Farmers buy crop insurance to protect their farms against natural disasters, and the federal government subsidizes private crop insurance policies to make sure that overwhelming events don't overwhelm the private system.
The administration has now decided that the enormous profits these insurance companies rake in — the average rate of return on equity was around 17 percent between 1989 and 2008, according to an August USDA report — is higher than "reasonable." The government will adjust the subsidization of the system to bring that return down by at least 4 percentage points.
The plan would cap payments for administrative costs at $1.3 billion next year, with that cap slowly rising to $1.37 billion by 2015. The plan will be adopted in 30 days, so insurance execs are scrambling to negotiate some of the details. The agenda aims to pull back dramatically on what has become a gravy train in recent years because of a rise in commodity prices that are linked to the insurance premiums, reports the Des Moines Register.
The cuts are meant to help reduce the federal deficit, said Agriculture Secretary Tom Vilsack. "This is us stepping up to the plate early and in significant way," he said. The plan, he assured insurance folks, will ensure “a fair and reasonable return” for companies, but shrinks what the USDA sees as over-the-top profits.
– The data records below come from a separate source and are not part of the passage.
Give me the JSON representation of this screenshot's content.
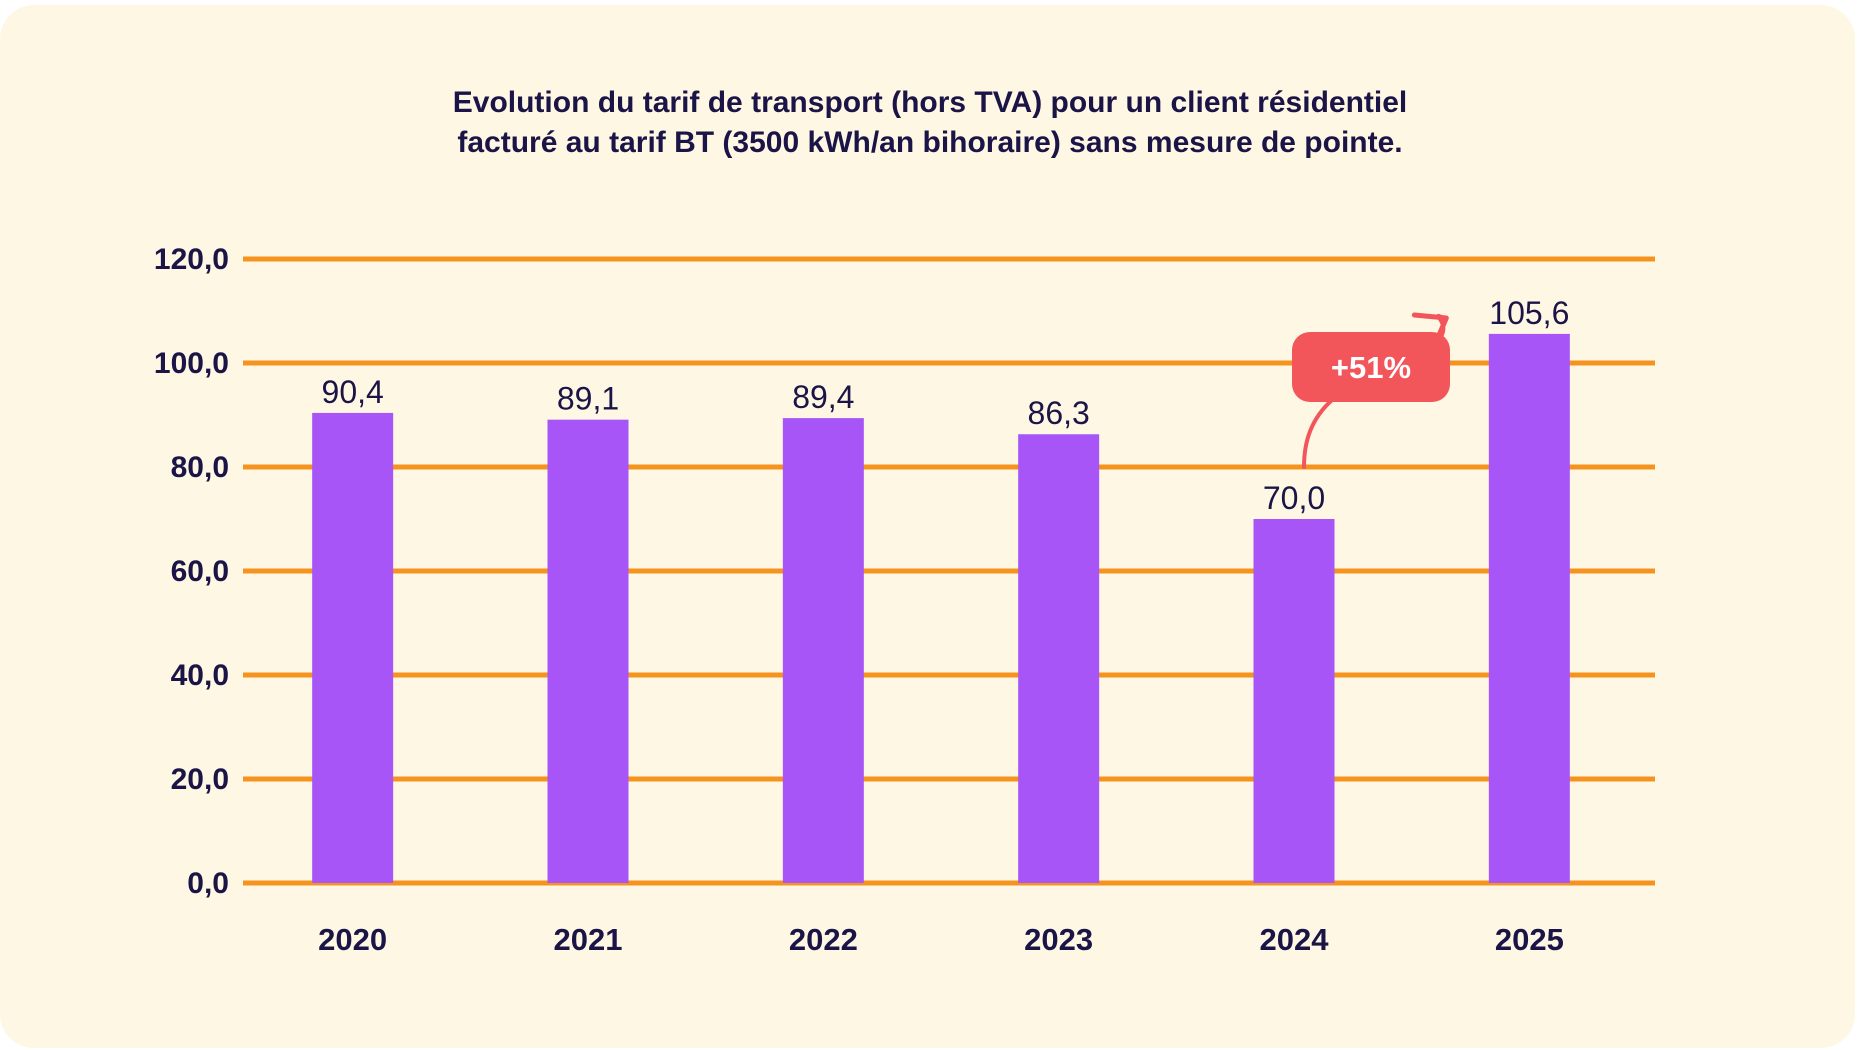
{
  "chart_data": {
    "type": "bar",
    "title_line1": "Evolution du tarif de transport (hors TVA) pour un client résidentiel",
    "title_line2": "facturé au tarif BT (3500 kWh/an bihoraire) sans mesure de pointe.",
    "categories": [
      "2020",
      "2021",
      "2022",
      "2023",
      "2024",
      "2025"
    ],
    "values": [
      90.4,
      89.1,
      89.4,
      86.3,
      70.0,
      105.6
    ],
    "value_labels": [
      "90,4",
      "89,1",
      "89,4",
      "86,3",
      "70,0",
      "105,6"
    ],
    "yticks": [
      0,
      20,
      40,
      60,
      80,
      100,
      120
    ],
    "ytick_labels": [
      "0,0",
      "20,0",
      "40,0",
      "60,0",
      "80,0",
      "100,0",
      "120,0"
    ],
    "ylim": [
      0,
      120
    ],
    "grid": true,
    "legend": "none",
    "annotation": {
      "text": "+51%",
      "from": "2024",
      "to": "2025"
    },
    "colors": {
      "bar": "#a855f7",
      "grid": "#f5931f",
      "text": "#1b1446",
      "annotation": "#f2555a",
      "background": "#fef7e4"
    }
  }
}
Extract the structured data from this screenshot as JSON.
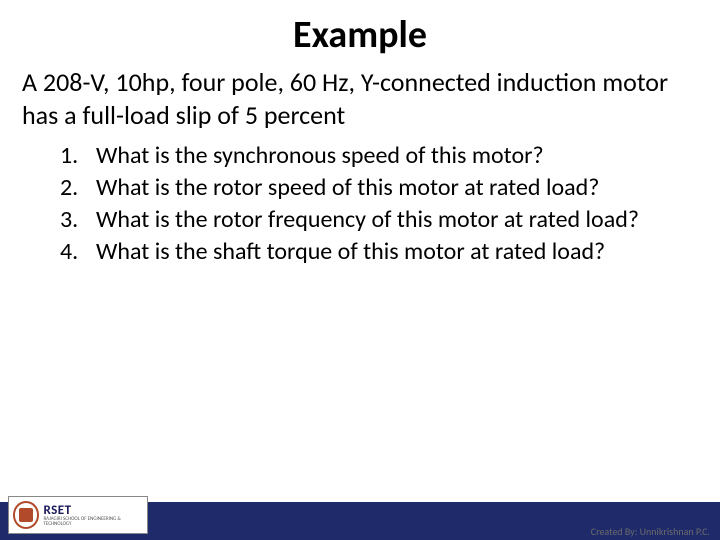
{
  "title": "Example",
  "intro": "A 208-V, 10hp, four pole, 60 Hz, Y-connected induction motor has a full-load slip of 5 percent",
  "questions": {
    "items": [
      {
        "num": "1.",
        "text": "What is the synchronous speed of this motor?"
      },
      {
        "num": "2.",
        "text": "What is the rotor speed of this motor at rated load?"
      },
      {
        "num": "3.",
        "text": "What is the rotor frequency of this motor at rated load?"
      },
      {
        "num": "4.",
        "text": "What is the shaft torque of this motor at rated load?"
      }
    ]
  },
  "footer": {
    "logo_main": "RSET",
    "logo_sub": "RAJAGIRI SCHOOL OF ENGINEERING & TECHNOLOGY",
    "credit": "Created By: Unnikrishnan P.C.",
    "blue_color": "#1f2a6b",
    "logo_border_color": "#b14a2a"
  },
  "colors": {
    "text": "#000000",
    "background": "#ffffff"
  },
  "fonts": {
    "title_size": 38,
    "title_weight": 700,
    "body_size": 26,
    "list_size": 24
  }
}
Crop insurance has become as big a racket as other aspects of the Big Ag universe. The industry is enormous and awash in money. In Iowa alone, there are 7,000 state agents licensed to hawk these policies, and the companies employ some 700 people to make the administrative elements of the system run. In Iowa, farmers bought almost 159,000 policies in 2009 worth $9.2 billion in liabilities, more than farmers in any other state, according to the Register.
Yay for the government cutting back on subsidies that allow corporate interests to make huge profits on the tax-payers' backs. It's great news that Vilsack is stepping up to get this done. Now let's work on all the other subsidies for commodity crops in that big, old Farm Bill.